Wut und noch mehr Ekel machten sich in meiner Bauchgegend breit. Ich ließ mir nichts anmerken. Sie weinte. Keine Ahnung warum. Offensichtlich wurde sie eben gebumst und hinterher kommt noch ein Idiot zum Quatschen. Is doch super.

Klarheit war mein Ziel. Diese hatte ich nun. Ich wusste nun, was ich vom Zusammensein mit einer Frau in Zukunft erwarten würde. Aus Höflichkeit sagte ich, dass ich mich freue, wenn sie mir bald mitteile, ob sie mich regelmäßig treffen wolle. Sie sollte sich Gedanken machen und sich dann melden. In Wahrheit wollte nun auch ich sie nicht mehr sehen. Ich ging.

Am nächsten Abend rief sie mich an. Sie sagte, dass sie vor die Wahl gestellt, mich nicht mehr treffen wolle. Ich sagte ihr, es sei ok und stimmte verständnisvoll zu. Auf einmal fing sie an mir im Jammerton zu erklären, dass sie sich von mir nicht angezogen fühlte. Offensichtlich. Sie könnte sich nicht weiterhin aus Höflichkeit mit mir treffen. Während sie jammernd weiter plapperte legte ich auf. Es war genug. Aufgrund eines gewissen Selbstschutzreflexes hatte ich in der Nacht zuvor alle Emotionen zum Rückzug aufgefordert. Und sie kamen.

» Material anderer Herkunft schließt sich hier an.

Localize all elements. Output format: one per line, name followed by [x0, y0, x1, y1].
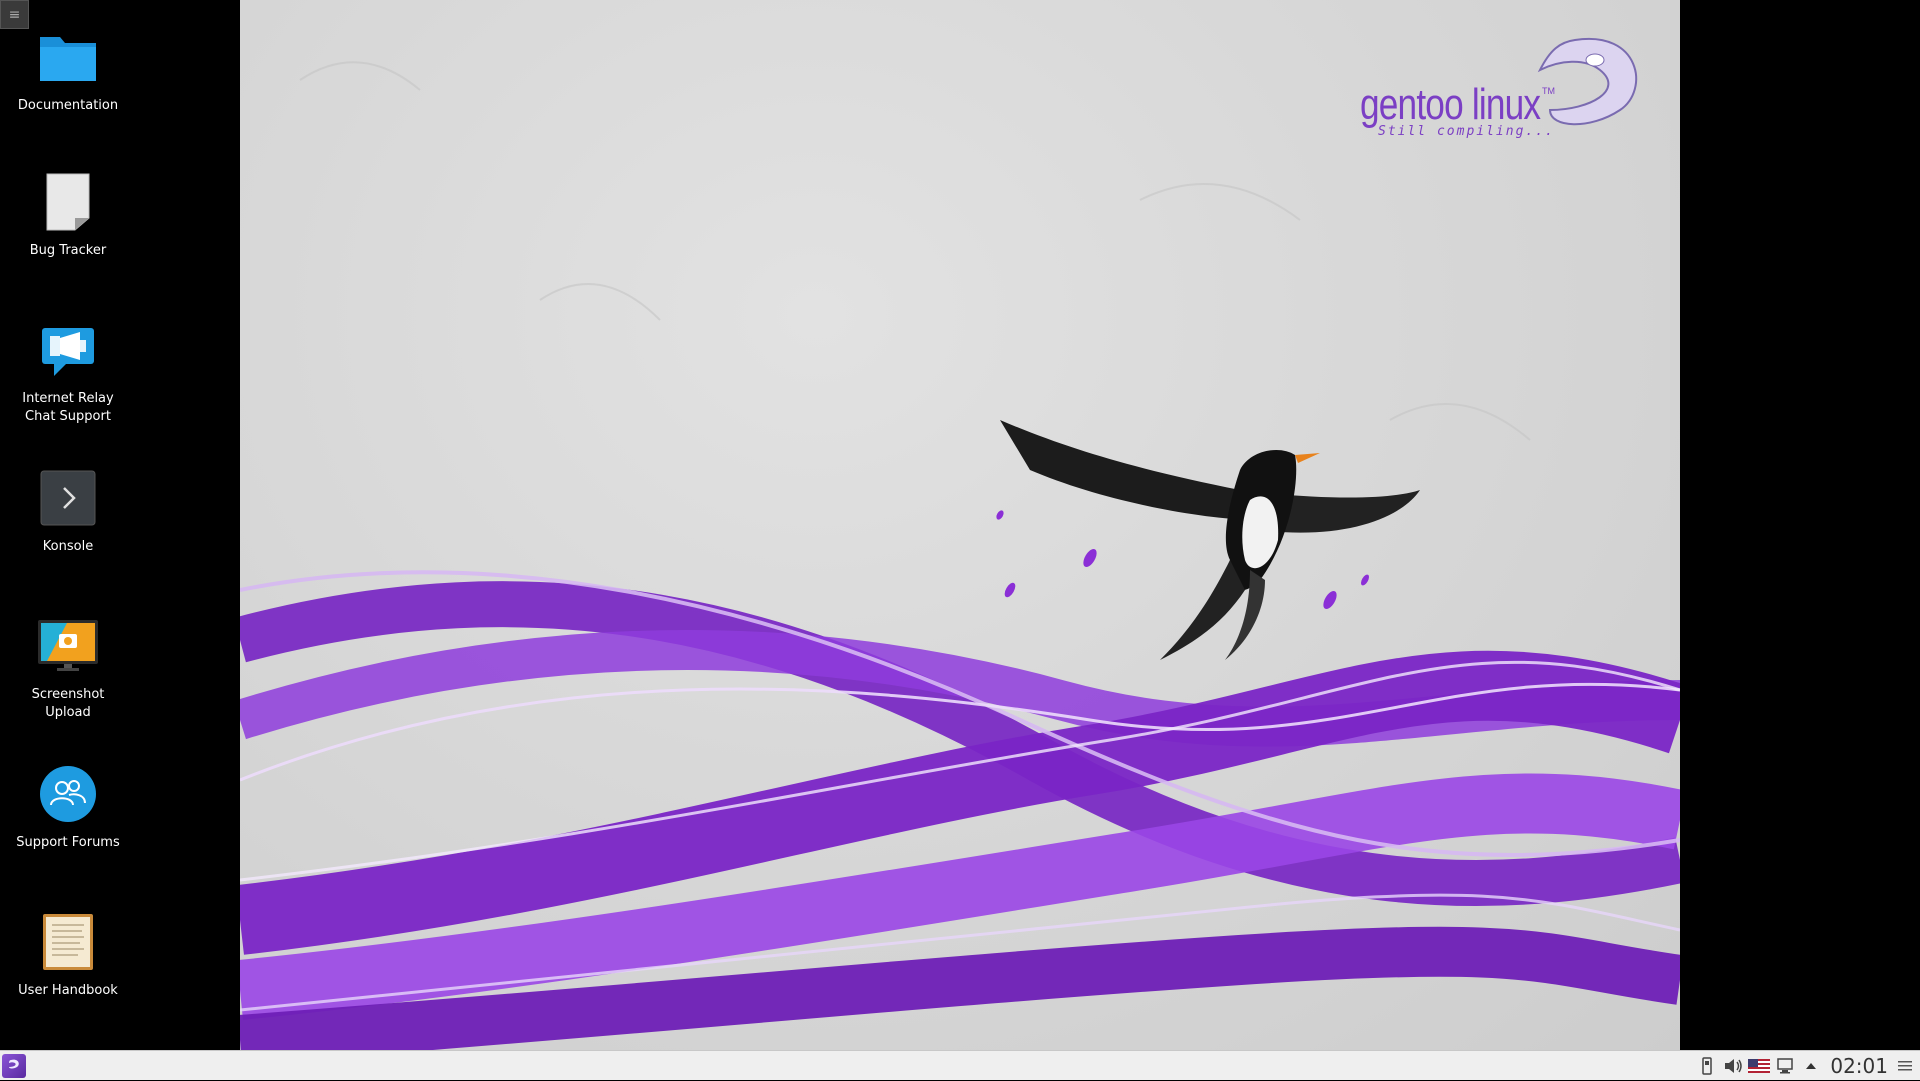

Nach diesem Gespräch fragte ich mich allerdings, ob ich so bemitleidenswert wirkte, dass man das Gefühl bekam, sich aus Höflichkeit mit mir treffen zu müssen. Nicht etwa, weil mein Penis so groß war, oder ich so gut mit umgehen konnte, aufgrund meines Charmes oder außergewöhnlich guten Aussehens. Aus Höflichkeit?! Echt jetzt?

Mein Handy vibrierte. Eingehende SMS der Künstlerin. „Sorry, dass ich das am Telefon gemacht habe. Du findest sicher eine ganz ganz tolle Frau und wirst mega glücklich.“. Ich musste schmunzeln. Eine halbwegs geordnete Frau für regelmäßige Treffen wäre ein guter Anfang.

Die nächsten Tage verbrachte ich damit, die leichten Schmerzen zu verarbeiten, die mir die nun bewusst gewordene Abweisung zugefügt hatte. Ich fuhr mit dem Bus durch die Stadt.

Ich fragte mich, ob ich zu hart mit ihr war. Hätte ich mir dieses nicht enden wollende Klagelied bis zum Schluss anhören und ihr sagen sollen, dass es mein Fehler war? War es mein Fehler? Vielleicht. Offensichtlich war sie mindestens an jenem Abend in einer katastrophalen Verfassung und ich hatte nur an mich und meine Ego gedacht. Ich hatte ein schlechtes Gewissen. Ich schrieb ihr, dass ich mich dämlich verhalten hätte und es mir leid tue. Wenn sie reden wolle oder Hilfe brauche, könne sie sich gerne bei mir melden. Mehr konnte ich nicht tun.

Während ich schweren Herzens mit dem Bus durch die Stadt fuhr, sah ich am Alexanderplatz eine attraktive Frau zu mir in den Bus steigen. Alles war vergessen. Sie setzte sich mir gegenüber, schaute mich jedoch nicht an. Im meinem Kopf kreiste nur eine Frage: „Wann spreche ich sie wie am besten an?“.